Подготовив читателя к неприятной мысли, что все привычные ему ценности (такие как индивидуализм, либерализм, права личности и свобода конкуренции) вот-вот прекратят свое существование под ударами внешних -в первую очередь техногенных - факторов, Харари, наконец, переходит к своему основному предмету, а именно будущему. Так что же ждет человечество за ближайшим поворотом? По мнению автора, прямо сейчас мы проходим развилку возможностей: направо ведет утоптанная дорожка к техногуманизму: предполагающему постепенное, но радикальное изменение человеческой природы с сопутствующей перестройкой этики, экономики и ценностных моделей. Налево же уходит чуть менее торная тропа к датаизму - переосмыслению всего мира как универсальной машины по передаче и переработке информации, в которой отдельным индивидам будет в лучшем случае уготована роль микрочипов в исполинской информационной сети.
Надо ли говорить, что после более чем впечатляющей и даже немного избыточной артподготовки, представляющей собой лавину фактов, примеров, исторических аналогий и забавных анекдотов, подобное завершение немного разочаровывает. По сути дела, Харари не сообщает ничего такого, о чем нам на разные лады не рассказывали бы авторы футурологических сериалов, фильмов и художественных книг, причем делает это, честно говоря, куда менее изобретательно. Грандиозный замах оборачивается не пшиком, но каким-то его близким родственником.
Иными словами, едва ли «Homo Deus» может рассчитывать на тот же культовый статус, которым - при всех недостатках - обладает «Sapiens». Однако в качестве игрушки для ума и недурного тренажера, позволяющего, по выражению самого автора «освободиться от прошлого и задуматься над альтернативами будущего» он вполне имеет право на существование. Главное - не ожидать слишком многого и не принимать всё, о чем пишет Харари, за чистую монету.
Мэри Бирд
Женщины и власть: манифест
В России кембриджского профессора Мэри Бирд знают как автора замечательной книги «SPQR» и ведущую передачи о Древнем Риме на телеканале Discovery. На родине же, в Англии, Бирд известна в первую очередь как яркий, едва ли не скандальный публицист и гражданская активистка. «Женщины и власть» - маленькая книжка, в которую вошли две публичные лекции, переработанные в эссе, - порождение именно этой, второй ее ипостаси.

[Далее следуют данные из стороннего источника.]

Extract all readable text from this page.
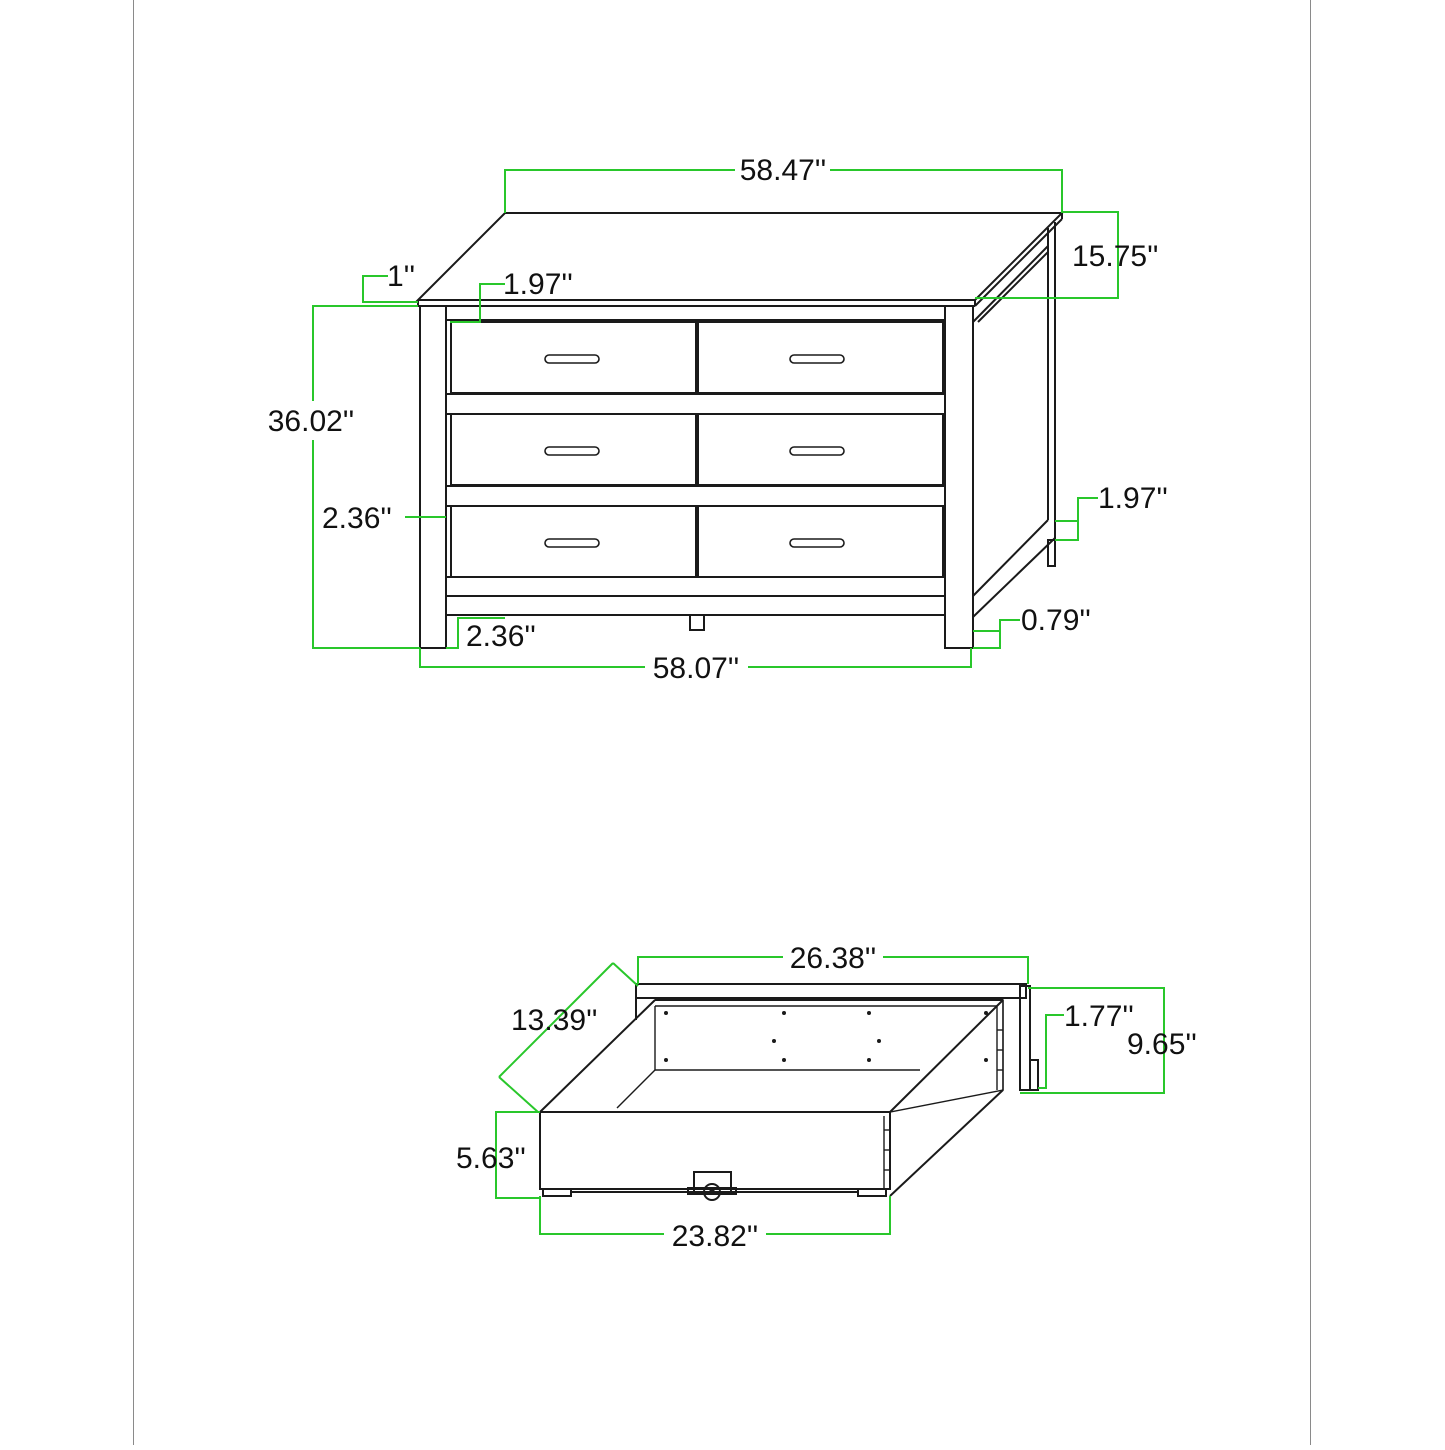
58.47''
15.75''
1''	1.97''
36.02''
2.36''
1.97''
0.79''
2.36''
58.07''
26.38''
13.39''	1.77''
9.65''
5.63''
23.82''
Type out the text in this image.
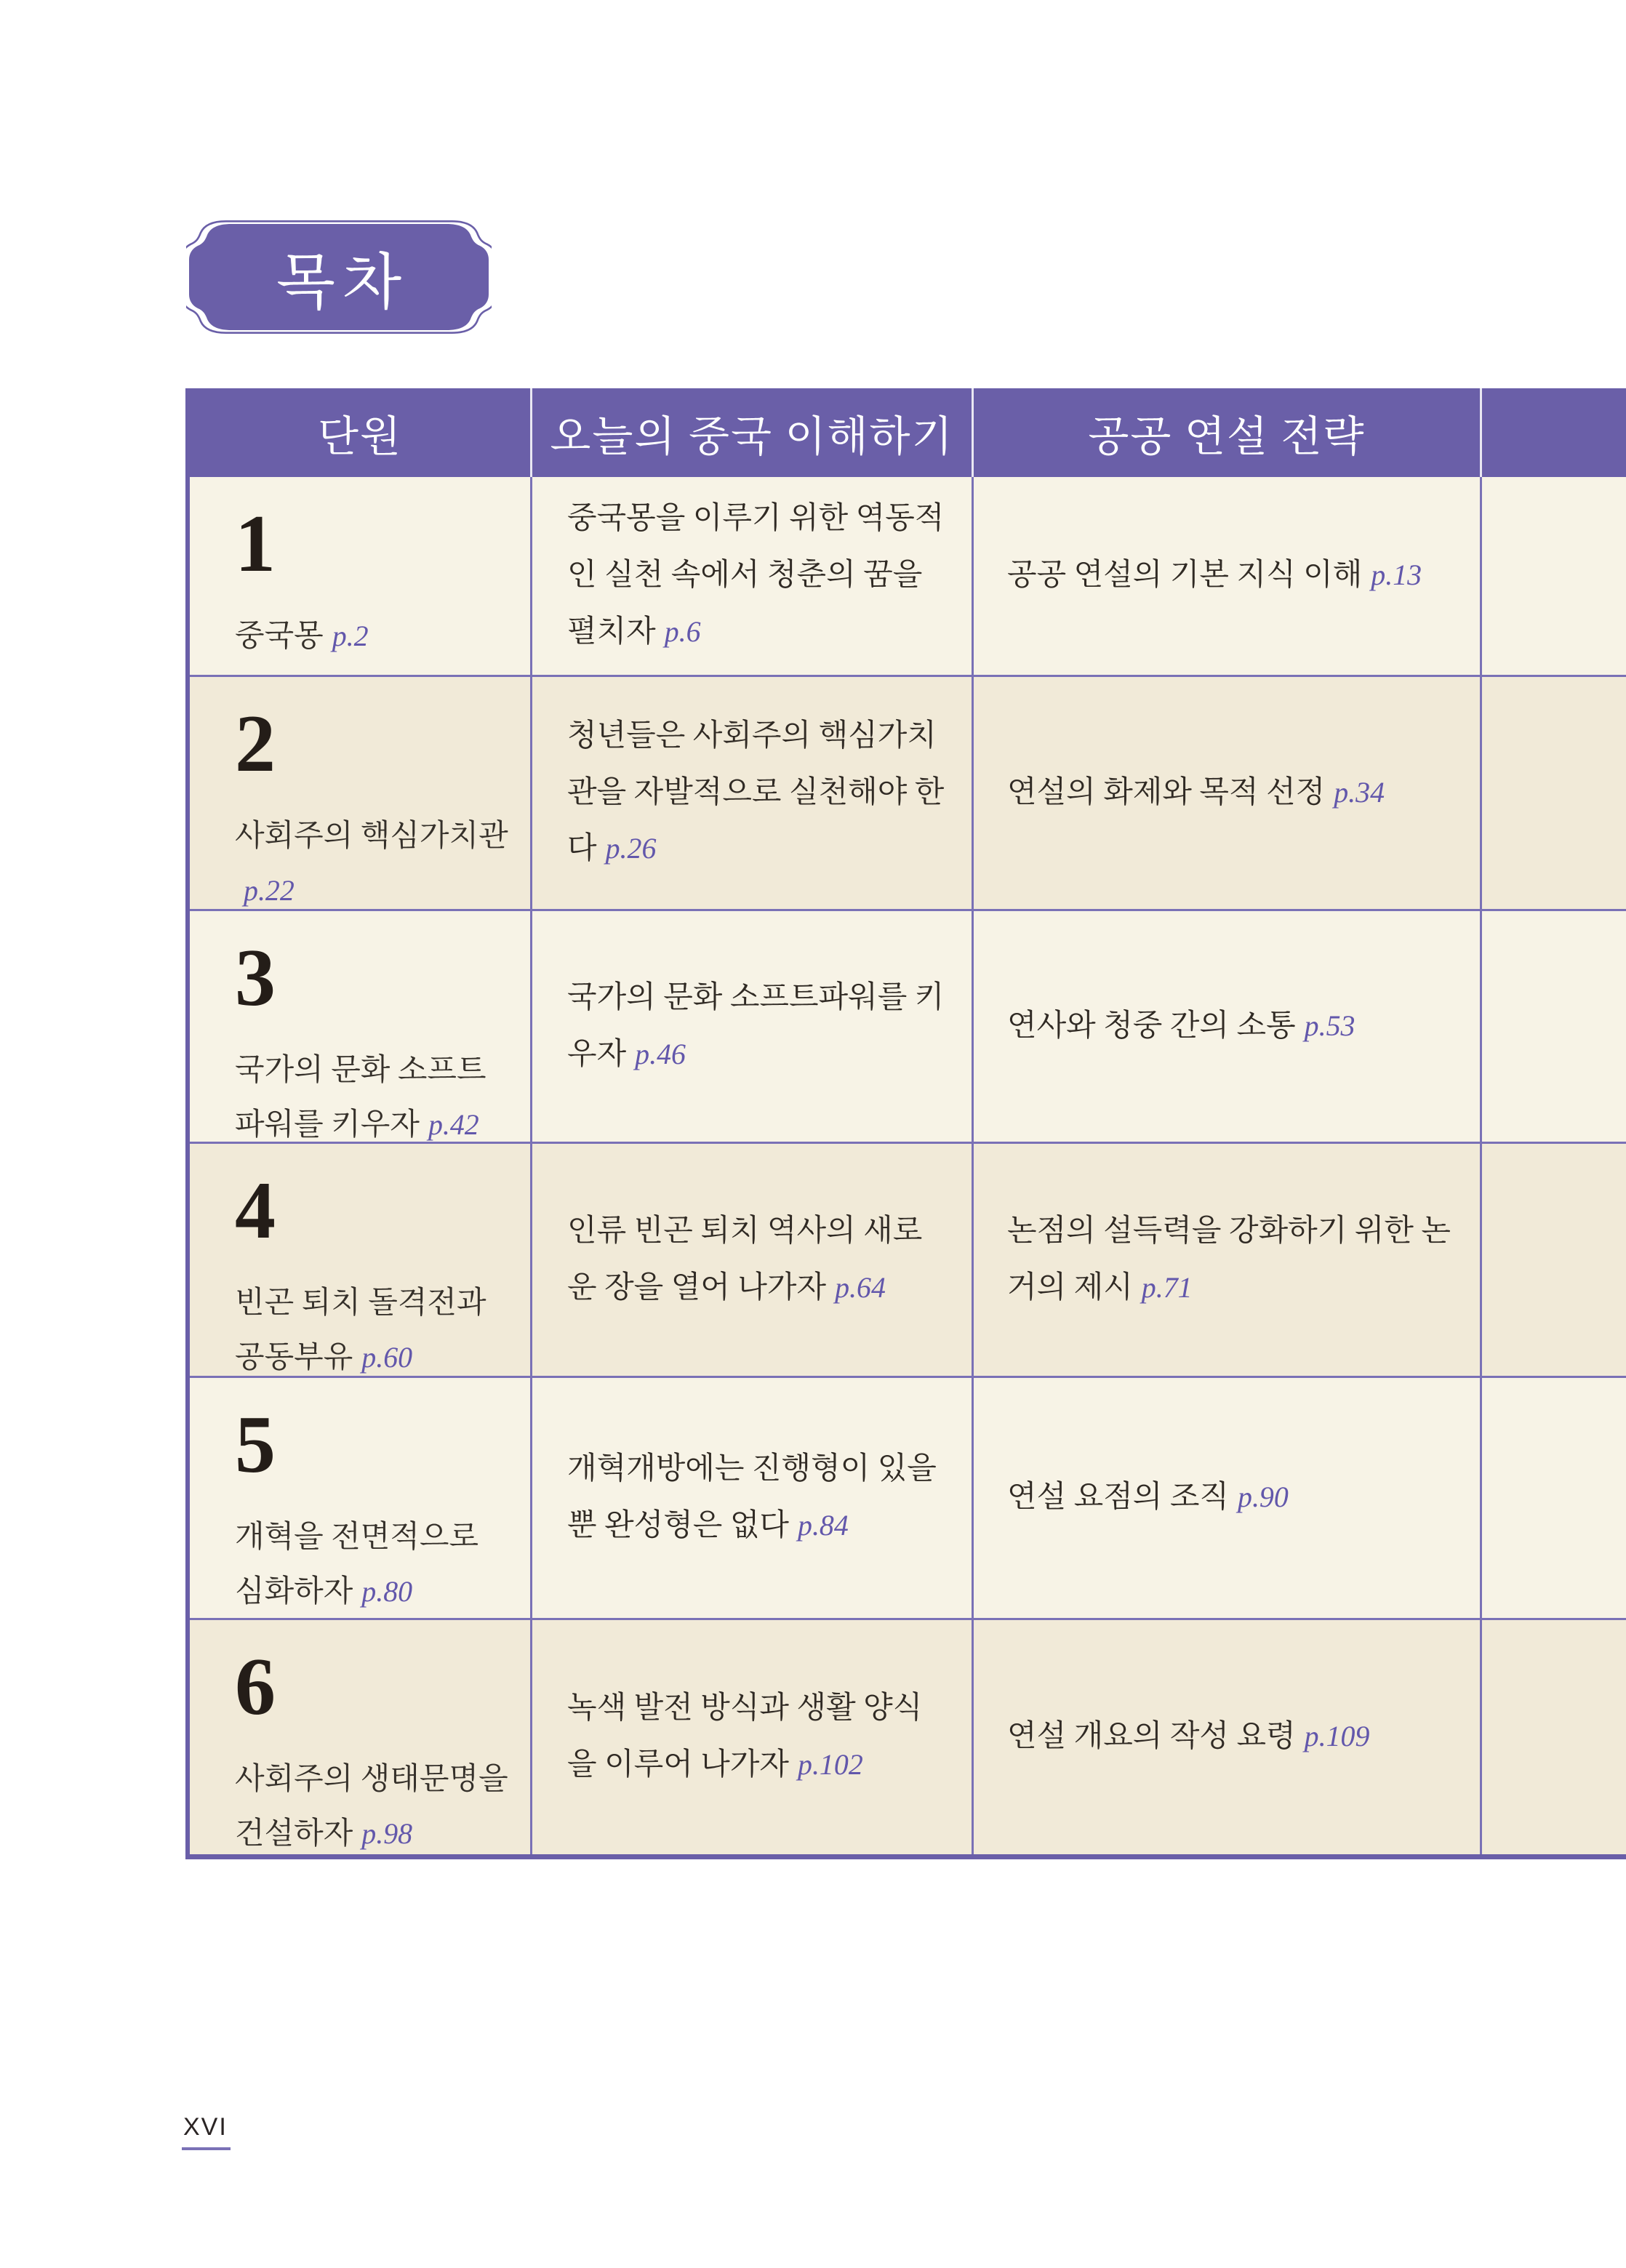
목차
단원	오늘의 중국 이해하기	공공 연설 전략
1
중국몽 p.2
중국몽을 이루기 위한 역동적인 실천 속에서 청춘의 꿈을 펼치자 p.6
공공 연설의 기본 지식 이해 p.13
2
사회주의 핵심가치관p.22
청년들은 사회주의 핵심가치관을 자발적으로 실천해야 한다 p.26
연설의 화제와 목적 선정 p.34
3
국가의 문화 소프트파워를 키우자 p.42
국가의 문화 소프트파워를 키우자 p.46
연사와 청중 간의 소통 p.53
4
빈곤 퇴치 돌격전과 공동부유 p.60
인류 빈곤 퇴치 역사의 새로운 장을 열어 나가자 p.64
논점의 설득력을 강화하기 위한 논거의 제시 p.71
5
개혁을 전면적으로 심화하자 p.80
개혁개방에는 진행형이 있을 뿐 완성형은 없다 p.84
연설 요점의 조직 p.90
6
사회주의 생태문명을 건설하자 p.98
녹색 발전 방식과 생활 양식을 이루어 나가자 p.102
연설 개요의 작성 요령 p.109
XVI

Полностью исключить свой антиковедческий опыт Бирд не может, поэтому открывает книгу эпизод из гомеровской «Одиссеи». Пенелопа пытается критиковать певца, исполняющего на пиру слишком грустную песню, но Телемах решительно затыкает ей рот, настоятельно рекомендуя матери вернуться в свои покои, к более подобающим женщине занятиям. По мнению автора, эта сцена исчерпывающе иллюстрирует многовековую мужскую монополию на публичное высказывание, которое, в свою очередь лежит в основе всякой власти в сегодняшнем мире. Со времен античности право на публичную речь признаётся за женщиной только в двух случаях: если она говорит с позиции жертвы (как, например, изнасилованная развратным царевичем Тарквинием римлянка Лукреция) или когда она выступает от лица женщин в целом (как Лисистрата из одноименной комедии Аристофана, от имени всех афинянок требующая прекращения войны).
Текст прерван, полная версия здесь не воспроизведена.